説明

癌の転移又は増殖抑制剤

【課題】癌の死亡要因に癌の遠隔転移が直接的または間接的に関与している。癌の転移過程で癌細胞の運動能の亢進による浸潤・転移は極めて重要な段階である。この運動能を亢進させる因子を抑制し、転移を抑制する薬剤が望まれる。
【解決手段】ブラジキニンはブラジキニン受容体を介して癌細胞の運動能を亢進するが、ブラジキニン拮抗剤が癌細胞の運動能の亢進を抑制し、癌細胞の増殖をも抑制することを見出した。

【発明の詳細な説明】
【0001】
【発明の属する技術分野】本発明は癌細胞の運動能の亢進による浸潤・転移を抑制する癌転移抑制剤又は癌増殖抑制剤に関するものである。
【0002】
【従来の技術】近年、癌治療は着実に進歩しており、特に、外科的手術、放射線治療あるいは化学療法による原発癌の除去に対する成功率の向上がその進歩に寄与している。

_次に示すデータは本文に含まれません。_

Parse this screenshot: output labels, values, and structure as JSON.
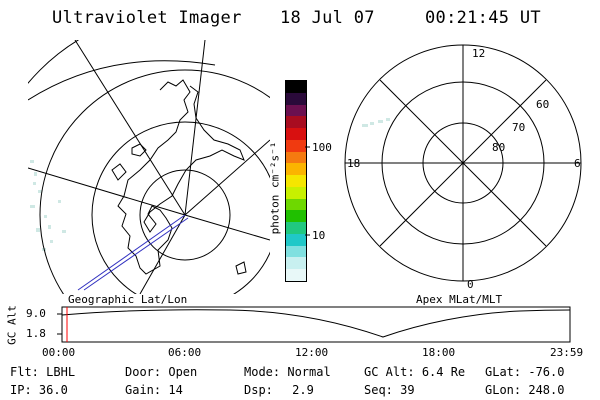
{
  "header": {
    "title": "Ultraviolet Imager",
    "date": "18 Jul 07",
    "time": "00:21:45 UT"
  },
  "colorbar": {
    "unit_label": "photon cm⁻²s⁻¹",
    "ticks": [
      "100",
      "10"
    ],
    "colors": [
      "#000000",
      "#2a0a3a",
      "#6b1050",
      "#a80c20",
      "#d81010",
      "#f03a10",
      "#f57a10",
      "#fbb400",
      "#f5e600",
      "#c8f000",
      "#6ed800",
      "#20c000",
      "#20c880",
      "#20c8c8",
      "#80e0e0",
      "#c8f0f0",
      "#e8f8f8"
    ]
  },
  "left_map": {
    "caption": "Geographic Lat/Lon"
  },
  "right_map": {
    "caption": "Apex MLat/MLT",
    "mlt_labels": [
      "12",
      "18",
      "6",
      "0"
    ],
    "mlat_labels": [
      "60",
      "70",
      "80"
    ]
  },
  "altitude_plot": {
    "ylabel": "GC Alt",
    "yticks": [
      "9.0",
      "1.8"
    ],
    "xticks": [
      "00:00",
      "06:00",
      "12:00",
      "18:00",
      "23:59"
    ],
    "marker_color": "#ff0000"
  },
  "status": {
    "flt_label": "Flt:",
    "flt_value": "LBHL",
    "door_label": "Door:",
    "door_value": "Open",
    "mode_label": "Mode:",
    "mode_value": "Normal",
    "gcalt_label": "GC Alt:",
    "gcalt_value": "6.4 Re",
    "glat_label": "GLat:",
    "glat_value": "-76.0",
    "ip_label": "IP:",
    "ip_value": "36.0",
    "gain_label": "Gain:",
    "gain_value": "14",
    "dsp_label": "Dsp:",
    "dsp_value": "2.9",
    "seq_label": "Seq:",
    "seq_value": "39",
    "glon_label": "GLon:",
    "glon_value": "248.0"
  }
}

【0003】しかしながら、原発癌の除去が完全になされても癌の転移により死亡する場合が少なくなく、外科的手術、放射線治療あるいは化学療法では癌の転移を完全に阻止するには限界があり、依然として癌による死亡原因に於いて癌の遠隔転移が直接的又は間接的に関与している。

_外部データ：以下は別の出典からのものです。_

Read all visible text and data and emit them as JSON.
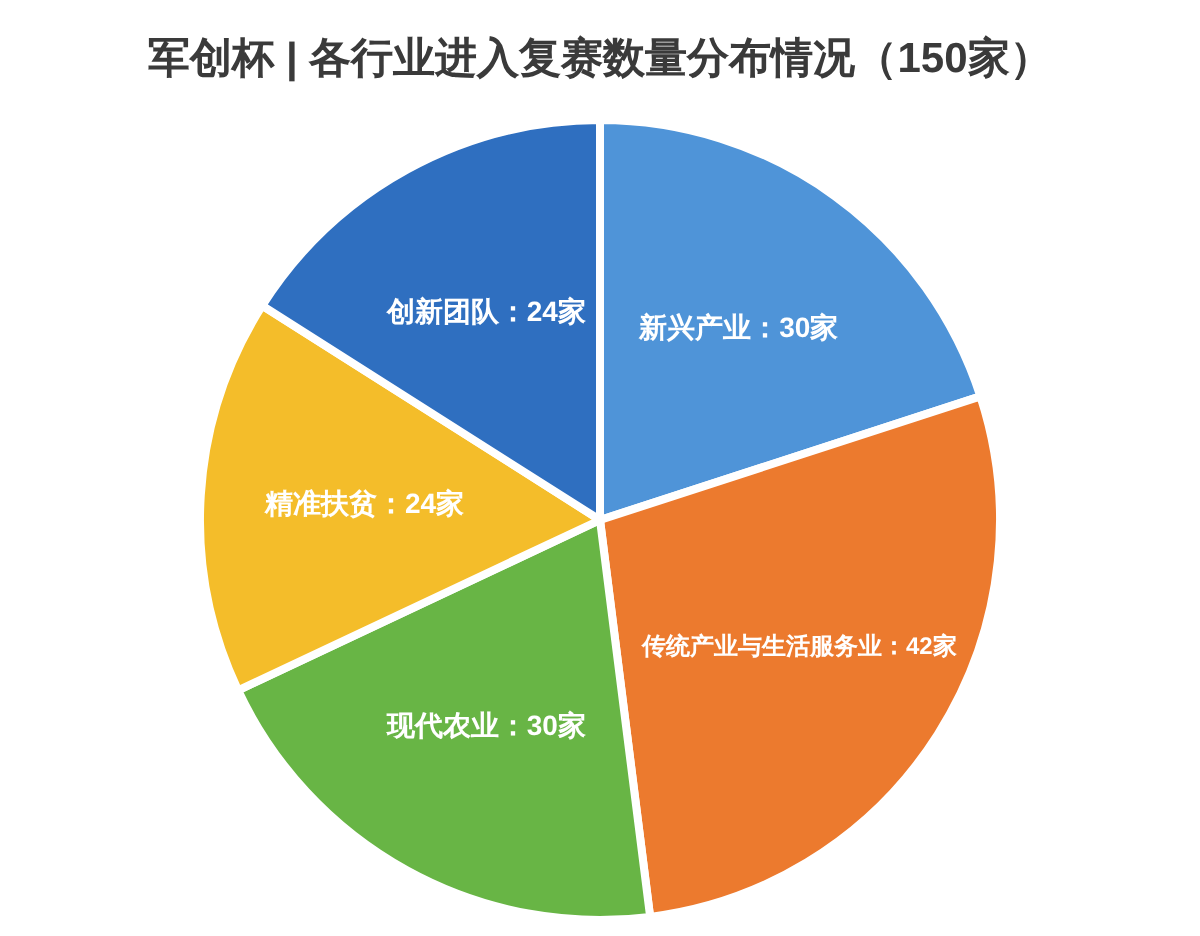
{
  "chart_data": {
    "type": "pie",
    "title": "军创杯 | 各行业进入复赛数量分布情况（150家）",
    "categories": [
      "新兴产业",
      "传统产业与生活服务业",
      "现代农业",
      "精准扶贫",
      "创新团队"
    ],
    "values": [
      30,
      42,
      30,
      24,
      24
    ],
    "value_labels": [
      "30家",
      "42家",
      "30家",
      "24家",
      "24家"
    ],
    "colors": [
      "#4f94d8",
      "#ec7a2e",
      "#68b545",
      "#f4bd2a",
      "#2f6fc0"
    ]
  }
}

【0004】現在、癌の転移について、下記の血行性転移メカニズムが想定されている。即ち、(1)原発巣で癌細胞が増殖、(2)血管が新生、(3)悪性化した癌細胞が新生血管を浸潤、血管内に侵入、(4)体内を循環、(5)標的部位に到達、(6)血管外に浸潤、(7)標的臓器で増殖、(8)転移巣の形成、というものである。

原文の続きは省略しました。